The problem with President Rodrigo Duterte’s jobless booming economy in the Philippines isn’t the liberal economic policies his administration has been pursuing. It’s the persistence of corruption and cronyism and cultural populism that divide up Filipinos — and limit job opportunities for those on the wrong side of the “system.”
That’s well above the 5.5% it hovered around in 2015-16. It’s also well above the country’s long-term potential.
GDP annual growth rate in Philippines averaged 3.72% from 1982 until 2017, reaching an all-time high of 12.40% in the fourth quarter of 1988 and a record low of -11.10% in the first quarter of 1985, according to Tradingeconomics.com.
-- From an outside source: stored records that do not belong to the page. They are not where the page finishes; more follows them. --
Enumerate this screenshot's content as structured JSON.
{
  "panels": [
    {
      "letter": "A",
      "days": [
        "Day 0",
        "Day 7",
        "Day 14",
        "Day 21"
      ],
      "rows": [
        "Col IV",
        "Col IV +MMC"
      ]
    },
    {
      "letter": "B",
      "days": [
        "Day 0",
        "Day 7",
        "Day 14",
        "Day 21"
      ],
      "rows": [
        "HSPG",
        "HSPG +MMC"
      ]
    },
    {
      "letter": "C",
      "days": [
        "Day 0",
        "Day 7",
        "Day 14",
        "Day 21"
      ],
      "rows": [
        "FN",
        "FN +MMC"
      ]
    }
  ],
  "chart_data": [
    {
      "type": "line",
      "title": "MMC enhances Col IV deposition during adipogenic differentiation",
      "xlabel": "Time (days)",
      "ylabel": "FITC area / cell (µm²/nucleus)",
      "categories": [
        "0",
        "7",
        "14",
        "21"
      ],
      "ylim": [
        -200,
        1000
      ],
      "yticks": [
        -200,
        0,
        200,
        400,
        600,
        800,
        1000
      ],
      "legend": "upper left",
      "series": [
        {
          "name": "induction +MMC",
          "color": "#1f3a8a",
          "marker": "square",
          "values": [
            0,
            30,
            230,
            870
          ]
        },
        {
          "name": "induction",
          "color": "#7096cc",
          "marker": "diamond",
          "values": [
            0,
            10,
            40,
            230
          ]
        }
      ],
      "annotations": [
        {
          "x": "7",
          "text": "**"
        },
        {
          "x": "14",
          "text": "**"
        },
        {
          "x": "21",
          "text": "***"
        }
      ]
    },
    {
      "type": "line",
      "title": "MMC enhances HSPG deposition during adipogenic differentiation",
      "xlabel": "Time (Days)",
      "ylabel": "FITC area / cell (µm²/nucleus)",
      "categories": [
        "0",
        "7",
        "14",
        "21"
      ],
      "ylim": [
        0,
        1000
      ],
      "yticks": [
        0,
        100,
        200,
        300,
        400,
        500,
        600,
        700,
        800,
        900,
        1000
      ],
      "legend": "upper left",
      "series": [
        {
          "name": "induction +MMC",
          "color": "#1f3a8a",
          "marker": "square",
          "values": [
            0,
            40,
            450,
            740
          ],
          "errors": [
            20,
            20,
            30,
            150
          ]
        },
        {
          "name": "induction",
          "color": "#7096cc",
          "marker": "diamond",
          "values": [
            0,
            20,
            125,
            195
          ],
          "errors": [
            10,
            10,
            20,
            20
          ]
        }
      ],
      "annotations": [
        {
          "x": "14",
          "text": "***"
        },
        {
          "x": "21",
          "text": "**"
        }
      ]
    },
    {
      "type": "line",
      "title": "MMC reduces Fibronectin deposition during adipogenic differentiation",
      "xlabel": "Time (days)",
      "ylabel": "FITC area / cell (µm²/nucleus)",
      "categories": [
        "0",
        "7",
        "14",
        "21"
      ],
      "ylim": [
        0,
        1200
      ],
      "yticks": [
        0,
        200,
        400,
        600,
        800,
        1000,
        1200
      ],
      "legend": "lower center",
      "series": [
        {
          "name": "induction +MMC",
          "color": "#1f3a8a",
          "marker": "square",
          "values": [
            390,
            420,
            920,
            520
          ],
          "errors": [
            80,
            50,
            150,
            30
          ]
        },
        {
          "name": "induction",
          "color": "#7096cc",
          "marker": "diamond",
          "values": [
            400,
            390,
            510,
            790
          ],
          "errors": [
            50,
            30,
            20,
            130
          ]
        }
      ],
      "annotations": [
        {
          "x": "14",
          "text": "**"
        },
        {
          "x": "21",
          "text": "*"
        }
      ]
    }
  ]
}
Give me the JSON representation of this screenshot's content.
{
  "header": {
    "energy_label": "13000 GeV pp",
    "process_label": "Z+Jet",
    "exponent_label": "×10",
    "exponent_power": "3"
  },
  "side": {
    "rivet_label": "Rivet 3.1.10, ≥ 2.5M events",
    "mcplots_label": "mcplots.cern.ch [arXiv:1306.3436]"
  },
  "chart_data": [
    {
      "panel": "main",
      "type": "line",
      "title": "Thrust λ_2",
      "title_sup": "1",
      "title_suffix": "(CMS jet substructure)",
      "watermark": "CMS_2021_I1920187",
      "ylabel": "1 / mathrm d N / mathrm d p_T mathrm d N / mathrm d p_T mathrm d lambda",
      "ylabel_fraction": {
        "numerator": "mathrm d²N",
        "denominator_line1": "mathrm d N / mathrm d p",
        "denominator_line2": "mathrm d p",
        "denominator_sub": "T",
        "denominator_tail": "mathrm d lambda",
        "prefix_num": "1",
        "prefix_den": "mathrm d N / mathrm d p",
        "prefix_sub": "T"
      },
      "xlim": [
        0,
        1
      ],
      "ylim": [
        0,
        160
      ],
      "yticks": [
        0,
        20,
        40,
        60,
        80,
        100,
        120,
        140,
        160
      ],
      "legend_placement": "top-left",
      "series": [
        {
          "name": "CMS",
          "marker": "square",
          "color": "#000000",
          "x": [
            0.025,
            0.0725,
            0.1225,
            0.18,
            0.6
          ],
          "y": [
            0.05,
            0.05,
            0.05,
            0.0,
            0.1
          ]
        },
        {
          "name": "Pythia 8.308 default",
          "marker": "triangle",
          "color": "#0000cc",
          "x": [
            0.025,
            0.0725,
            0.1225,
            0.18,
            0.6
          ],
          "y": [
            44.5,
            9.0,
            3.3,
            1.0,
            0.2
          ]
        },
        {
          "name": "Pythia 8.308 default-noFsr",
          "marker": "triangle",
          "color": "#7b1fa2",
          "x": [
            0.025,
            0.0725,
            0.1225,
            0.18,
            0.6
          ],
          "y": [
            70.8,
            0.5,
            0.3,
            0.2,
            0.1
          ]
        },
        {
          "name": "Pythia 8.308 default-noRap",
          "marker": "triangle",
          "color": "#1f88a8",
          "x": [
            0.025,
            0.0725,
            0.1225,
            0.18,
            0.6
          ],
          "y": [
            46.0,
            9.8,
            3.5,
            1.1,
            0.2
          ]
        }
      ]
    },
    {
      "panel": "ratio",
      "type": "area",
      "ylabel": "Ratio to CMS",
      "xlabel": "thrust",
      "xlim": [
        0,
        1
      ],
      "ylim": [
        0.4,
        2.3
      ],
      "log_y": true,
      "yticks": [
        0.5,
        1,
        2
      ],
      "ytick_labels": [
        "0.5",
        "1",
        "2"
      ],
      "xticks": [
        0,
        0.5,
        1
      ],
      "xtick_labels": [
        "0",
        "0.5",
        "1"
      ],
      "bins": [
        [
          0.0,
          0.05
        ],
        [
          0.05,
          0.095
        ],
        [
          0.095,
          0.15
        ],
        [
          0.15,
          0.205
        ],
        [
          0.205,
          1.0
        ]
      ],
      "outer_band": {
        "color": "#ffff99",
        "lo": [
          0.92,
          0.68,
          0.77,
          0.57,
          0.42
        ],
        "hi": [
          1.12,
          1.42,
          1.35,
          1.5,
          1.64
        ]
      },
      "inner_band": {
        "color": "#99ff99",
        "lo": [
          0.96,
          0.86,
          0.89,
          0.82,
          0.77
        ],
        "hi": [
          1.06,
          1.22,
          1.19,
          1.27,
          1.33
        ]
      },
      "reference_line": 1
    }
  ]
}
The trouble is that the ‘boom’ hasn’t created that many jobs, when compared to previous administrations.
The IBON study points to an average annual job creation for 2017 and 2018 of just 81,000. It also notes that the number of employed only increased by 162,000 — from 41 million in 2016 to 41.2 million — in 2018, according to the Philippine Statistics Authority (PSA).
That’s well below the annual average job creation under Corazon Aquino in 1987-1992 (810,000), Ramos in 1993-1998 (489,000), Estrada in 1999-2001 (842,000), Arroyo in 2002-2010 (764,000), and Benigno Aquino III in 2011-2016 (827,000) also according the PSA.
In fact, the Philippines economy is getting less rather than more market driven under Duterte, according to a recent report from the Heritage Foundation, which shows that the Philippines economy is less free under Duterte. The Philippines’ economic freedom score is 63.8, ranking the country the 70th freest in the 2019 Index. Its overall score has decreased by 1.2 points over the previous year.
That’s below the country’s long-term average ranking. Ease of Doing Business in Philippines averaged 120.73 from 2008 until 2018, reaching an all-time high of 144 in 2009 and a record low of 97 in 2014.
“Continued strong economic growth, driven in part by ambitious state-funded infrastructure projects, has allowed the government to prioritize domestic law-and-order issues over economic policy concerns,” says the Heritage Foundation report. “Investors remain concerned about President Duterte’s heavy-handed rule, although Duterte has consolidated support from Congress.”
“Despite the adoption of some fiscal reforms, deeper institutional reforms are needed in interrelated areas: business freedom, investment freedom, and the rule of law,” adds the report. “The judicial system remains weak and vulnerable to political influence.”
In the meantime, the reasons for the disconnect between strong economic growth and weak job creation in the Philippines must be sought elsewhere. Like the persistence of corruption and cronyism. And Duterte’s cultural populism, which divide up Filipinos into two worlds – one that consists of those who have access to the coalition of private and government groups that control the country’s resources and can get jobs, and one that does not.